Muy aparte del aspecto de credo y religión, no puedo sino estar de acuerdo con el Papa. Incluso la ciencias, Física, Neurología y Psiquiatría, incluso la Psicología (aun considerada seudociencia) han demostrado el poder de la "magia", el cual descansa justo en los "encantamientos" basados en la palabra, especialmente la hablada. Es el principio básico de la psicología freudiana, la Gestalt, la neurolingüística e incluso de la informática y de la inteligencia artificial. De ahí lo que alguna vez escribí acerca de la similitud de la palabra y la matemática como traducciones del abstruso lenguaje de la naturaleza y que dio pie a un suceso en mi vida tanto vergonzoso como halagador del que, creo, alguna vez hice algún apunte anecdótico en mi blog, alguna red social o quizá solo lo he dejado a nivel de conversación, no recuerdo bien, acerca de cómo un maestro universitario, siendo yo estudiante, me "puso en evidencia" frente a todo un grupo como alguien de quien se hablaría mucho en el futuro, maestro sobre el que luego me enteraría por otro era un espía jesuita enviado por el Vaticano (Papa Juan Pablo II) para seguir los pasos de los Legionarios de Cristo. ¿Será? Me pregunto a qué futuro se refería, si era vidente, tenía información confidencial sobre mí que le permitiera prever o profetizar algo así, y si ese tiempo ya llegó o ni siquiera lo veré durante mi vida. Por lo pronto, yo hago lo propio sin dejarme influir por la vanidad o por el miedo.
Una de las razones por que soy escritor es justo mi creencia y corroboración del poder de la palabra, no nada más la escrita, la empleada para la ficción o la poesía, o para explicar, describir o narrar. La palabra en la oración expresa lo que alma y corazón encierran, y devela la liga de lo humano y lo universal (o, si se prefiere, lo divino). La pronunciación de la palabra proyecta el poder que la imagen mental ya pergeña.
No es gratuito en las sagradas escrituras de cualquier cultura y no es sino evidente y elemental el reconocimiento de que en el principio fue el verbo, es decir el logos. El filósofo Eduardo Nicol bordó un magnífico ensayo alrededor de ello y sin duda es una de mis pasiones intelectuales en mi afán por construir una filosofía de la comunicación que pasa por los clásicos, Wittgenstein, Chomsky y tantos más.
Asentándome en el pensamiento heideggeriano, el verbo es acción, acto. Así, la luz por ejemplo Es y es hecha y siendo en hecho está. Poco importa si es acto humano o divino, es la realización de una ignota, inefable voluntad emanada de la existencia misma y que, como tal, en tanto volición, quiere, desea y crea dentro de los límites del deber, es decir del necesitar.

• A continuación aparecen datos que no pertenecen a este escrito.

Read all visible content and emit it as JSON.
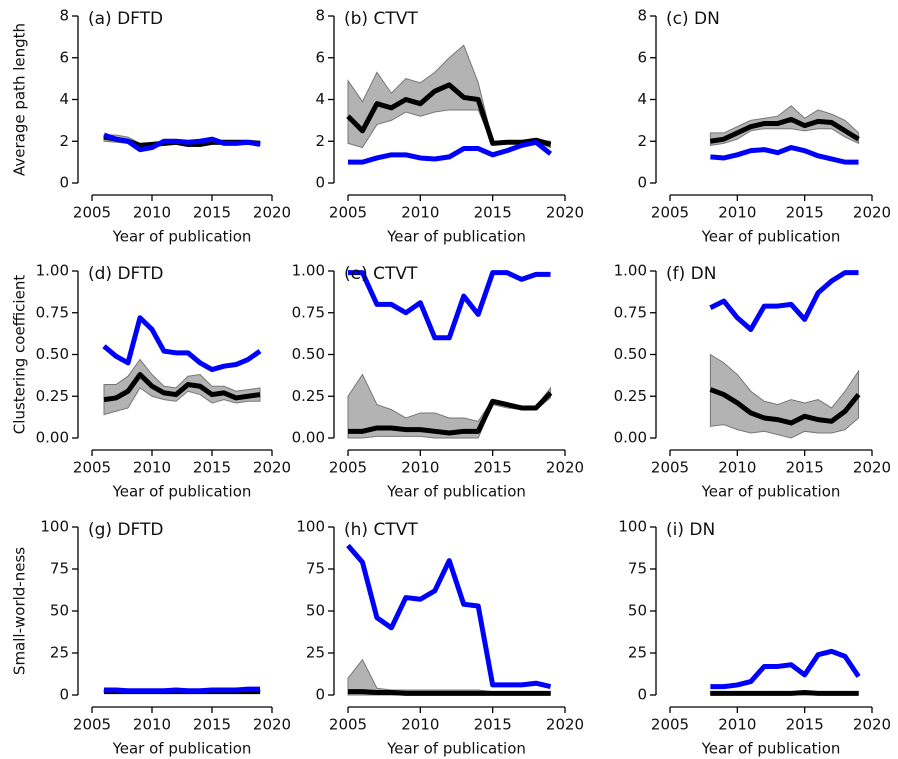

Pero, el verbo, mucho más allá de la gramática y la lingüística, es solamente una forma de la palabra y por tanto del logos. Rebasando las explicaciones semióticas, es más que signo y referencia, más que símbolo. Es una forma de intuición activa, transitiva o intransitiva que se conjuga de manera infinitiva y determinante, subjuntiva o potencial, o a veces imperativa. En el primer caso requiere de una persona que la lleve a efecto. En el segundo, lo primordial no es la persona ni el efecto, sino la posibilidad implícita de que el efecto cobre carta de suceso. En el tercer caso, solo vale como instrucción frente a la cual acatar o rebelarse a lo ordenado. Pero, la palabra, como la deidad Jano, tiene dos caras y la contraria es la que define los alcances de la primera en la pasión.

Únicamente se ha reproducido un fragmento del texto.